The dilatation and contraction of the pupil in accommodation to the distance of the object viewed or in response to light stimuli is undoubtedly the most important cutaneous reflex movement. It may be tested by requesting the patient to look at a distant object and immediately afterwards at the examiner's finger, placed close to his eye, or bringing him suddenly from semi-darkness into the light. If the pupil reacts very slightly to the light, it is called torpid: if it does not react at all, it is called rigid. Rigidity of the pupil always denotes some serious nervous disturbance. In certain diseases, especially tabes, the pupils do not respond to light stimuli, but accommodate themselves to objects.

_Tendinous Reflex Action_ may be tested in every part of the body, but the rotular reflex movement is generally sufficient. The patient is asked to sit on the edge of the bed or on a chair with his legs crossed. If he is healthy, the reflex movement is fairly strong, but in some illnesses spastic movements may be provoked and extend to the abdomen (exaggerated reflex action); in others no reflex is forthcoming. This is one of the first symptoms of tabes.

=FIG. 39 HEAD OF AN ITALIAN CRIMINAL=

_Urine_ and _Feces_. As the functions are anomalous, the chemical changes must also be anomalous, owing to the correlation of organs. In born criminals there is a diminished excretion of nitrogen, whereas that of chlorides is normal. The elimination of phosphoric acid is increased, especially when compared with the nitrogen excreted. Pepton is sometimes found in the excretions of paralytic persons in whom there is always an increased elimination of phosphates and calcium carbonate.

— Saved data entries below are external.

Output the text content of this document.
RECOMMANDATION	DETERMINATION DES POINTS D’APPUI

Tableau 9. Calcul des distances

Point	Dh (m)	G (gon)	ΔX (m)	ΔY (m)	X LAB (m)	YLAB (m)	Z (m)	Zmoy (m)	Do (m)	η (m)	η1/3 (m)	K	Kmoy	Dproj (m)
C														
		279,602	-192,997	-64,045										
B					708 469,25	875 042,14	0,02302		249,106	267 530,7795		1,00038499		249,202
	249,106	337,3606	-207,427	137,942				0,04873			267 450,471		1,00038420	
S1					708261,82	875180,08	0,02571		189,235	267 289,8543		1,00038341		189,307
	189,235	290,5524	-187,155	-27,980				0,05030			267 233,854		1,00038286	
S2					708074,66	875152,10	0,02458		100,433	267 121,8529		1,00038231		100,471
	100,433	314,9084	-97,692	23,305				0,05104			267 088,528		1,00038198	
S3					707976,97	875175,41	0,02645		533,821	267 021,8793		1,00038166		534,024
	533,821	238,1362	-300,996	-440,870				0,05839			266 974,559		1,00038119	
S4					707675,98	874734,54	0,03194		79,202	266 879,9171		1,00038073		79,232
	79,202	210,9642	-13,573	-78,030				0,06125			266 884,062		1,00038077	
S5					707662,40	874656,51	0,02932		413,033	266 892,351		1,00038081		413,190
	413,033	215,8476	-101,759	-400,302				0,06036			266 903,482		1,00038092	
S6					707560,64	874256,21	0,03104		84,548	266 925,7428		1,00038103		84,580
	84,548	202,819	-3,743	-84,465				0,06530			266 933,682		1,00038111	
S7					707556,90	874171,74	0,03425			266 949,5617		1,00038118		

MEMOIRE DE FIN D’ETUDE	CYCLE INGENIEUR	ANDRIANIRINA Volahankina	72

The temperature is generally higher than in normal persons, and, more important still, varies less in febrile illnesses.

* * * * *

For the reader's convenience, I have drawn up a list of the different points that should be noted in a careful examination.

_Table showing the Anthropological Examination of Insane and Criminal Patients_ (_drawn up by Tamburini, Strassmann, Benelli, and Mario Carrara_).

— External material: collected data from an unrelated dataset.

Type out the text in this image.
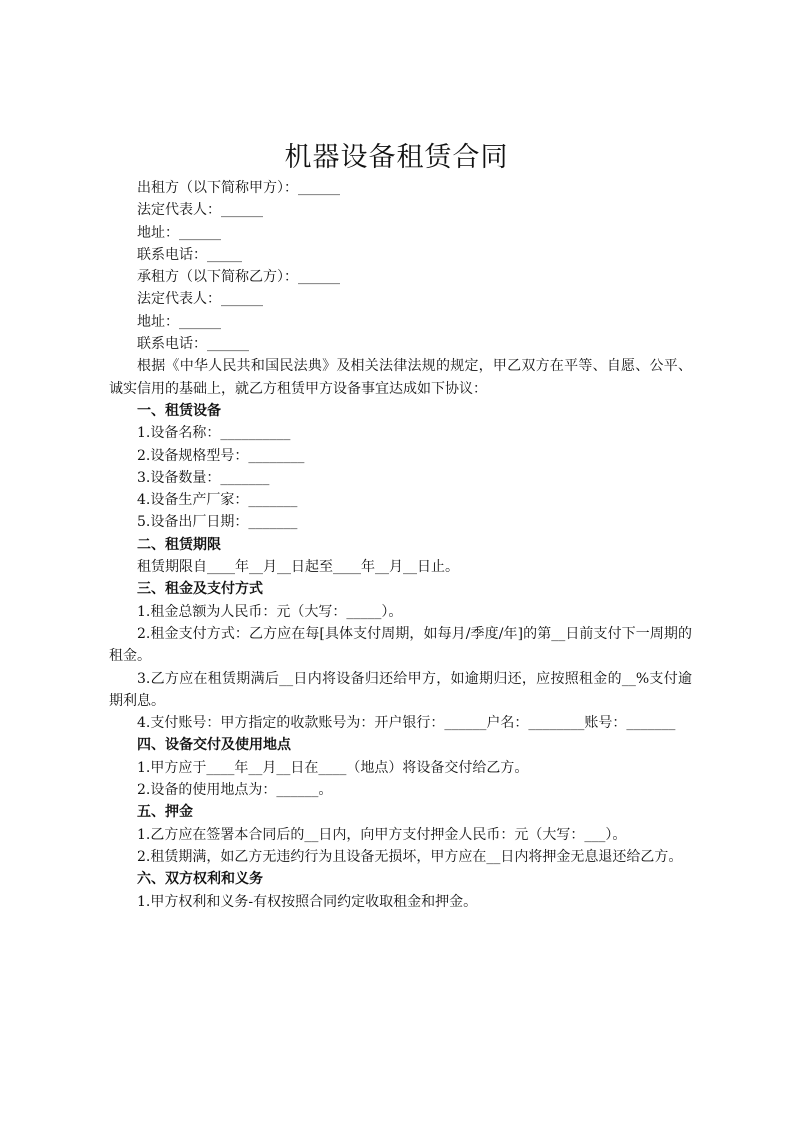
机器设备租赁合同

出租方（以下简称甲方）：______

法定代表人：______

地址：______

联系电话：_____

承租方（以下简称乙方）：______

法定代表人：______

地址：______

联系电话：______

根据《中华人民共和国民法典》及相关法律法规的规定，甲乙双方在平等、自愿、公平、诚实信用的基础上，就乙方租赁甲方设备事宜达成如下协议：

一、租赁设备

1.设备名称：__________

2.设备规格型号：________

3.设备数量：_______

4.设备生产厂家：_______

5.设备出厂日期：_______

二、租赁期限

租赁期限自____年__月__日起至____年__月__日止。

三、租金及支付方式

1.租金总额为人民币：元（大写：_____）。

2.租金支付方式：乙方应在每[具体支付周期，如每月/季度/年]的第__日前支付下一周期的租金。

3.乙方应在租赁期满后__日内将设备归还给甲方，如逾期归还，应按照租金的__%支付逾期利息。

4.支付账号：甲方指定的收款账号为：开户银行：______户名：________账号：_______

四、设备交付及使用地点

1.甲方应于____年__月__日在____（地点）将设备交付给乙方。

2.设备的使用地点为：______。

五、押金

1.乙方应在签署本合同后的__日内，向甲方支付押金人民币：元（大写：___）。

2.租赁期满，如乙方无违约行为且设备无损坏，甲方应在__日内将押金无息退还给乙方。

六、双方权利和义务

1.甲方权利和义务-有权按照合同约定收取租金和押金。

A--_Anamnesis._ Name--surname--nationality--domicile--profession-- age--education. Economic and hygienic conditions of native place. Family circumstances--pre-natal conditions--infancy--puberty. Causes to which decease of parents may be attributed. Cases of insanity--neurosis--imbecility--perversity--suicide--crime--or eccentricity in the family. Progressive diseases or trauma in the subject. Offence and causes thereof.

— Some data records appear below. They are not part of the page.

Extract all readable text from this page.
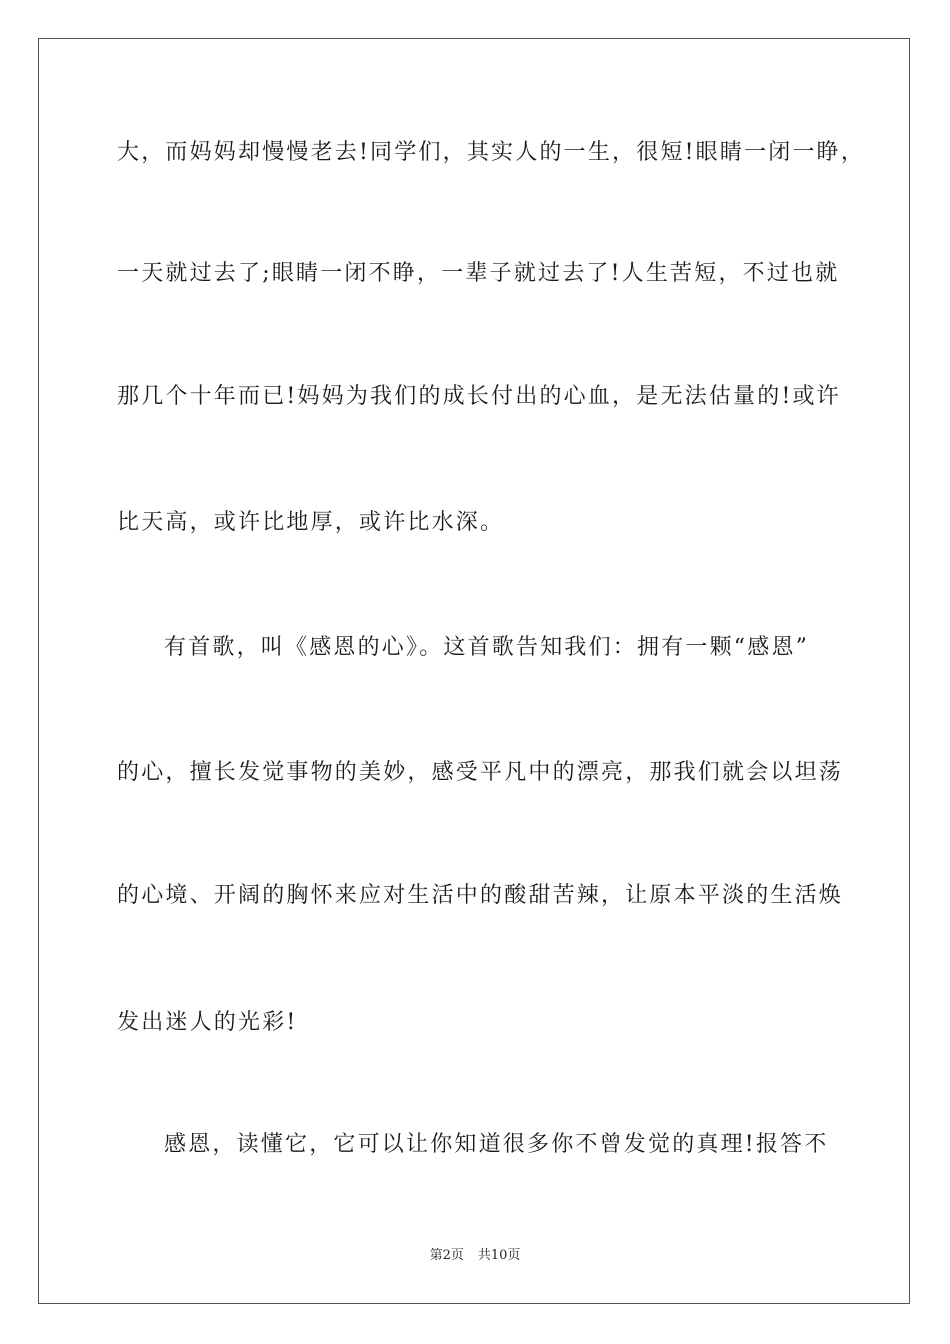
大，而妈妈却慢慢老去!同学们，其实人的一生，很短!眼睛一闭一睁，
一天就过去了;眼睛一闭不睁，一辈子就过去了!人生苦短，不过也就
那几个十年而已!妈妈为我们的成长付出的心血，是无法估量的!或许
比天高，或许比地厚，或许比水深。
有首歌，叫《感恩的心》。这首歌告知我们：拥有一颗“感恩”
的心，擅长发觉事物的美妙，感受平凡中的漂亮，那我们就会以坦荡
的心境、开阔的胸怀来应对生活中的酸甜苦辣，让原本平淡的生活焕
发出迷人的光彩!
感恩，读懂它，它可以让你知道很多你不曾发觉的真理!报答不
第2页 共10页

B--_Physique._ Skeletal development--height--span of the arms.

C--_Physical Examination._ Muscular development. Colour of hair and eyes. Quantity and distribution of hair. Tattooing. Craniometry: Antero-posterior diameter--transverse diameter-- antero-posterior curve--transverse curve--cephalic index--type and anomalies of the skull--circumference--probable capacity-- semi-circumference (anterior, posterior)--forehead--face, length, diameter (bizygomatic and bigoniac)--facial type--facial index-- anomalies of conformation and development in the skull, in the face, in the ears, in the teeth, in other parts.

D--_Functions._

E--_Animal Life._ Sensibility: meteoric--tactile--thermal--dolorific and muscular--visual--auditory--of the other senses. Motivity: Sensory left-handedness--motory left-handedness--voluntary and involuntary movements--reflex action (tendinous or muscular, abnormal, chorea).

F--_Vegetative Life._ Muscular strength. Circulation. Respiration. Thermo-genesis. Digestion: Rumination--bulimy--vomiting--dyspepsia--constipation-- diarrhoea. Secretions: Milk--saliva--perspiration--urine--menstruation. Dyscrasia: poisoning.

G--_Psychic Examination._ Language--writing--slang. Attention--perception. Memory (textual)--reason. Dreams--excitability--passions. Sentiments: Affection--morality--religion. Instincts and tendencies. Moral character--industry. Physiognomical expression. Education--aptitudes.

H--_Morbid Phenomena._ Illusions--hallucinations--delusions-- susceptibility to suggestion.

I--_Offences._ Cause of first offence: Environment--occasion--spontaneous or premeditated--drunkenness. Conduct after the offence: Repentance--recidivation.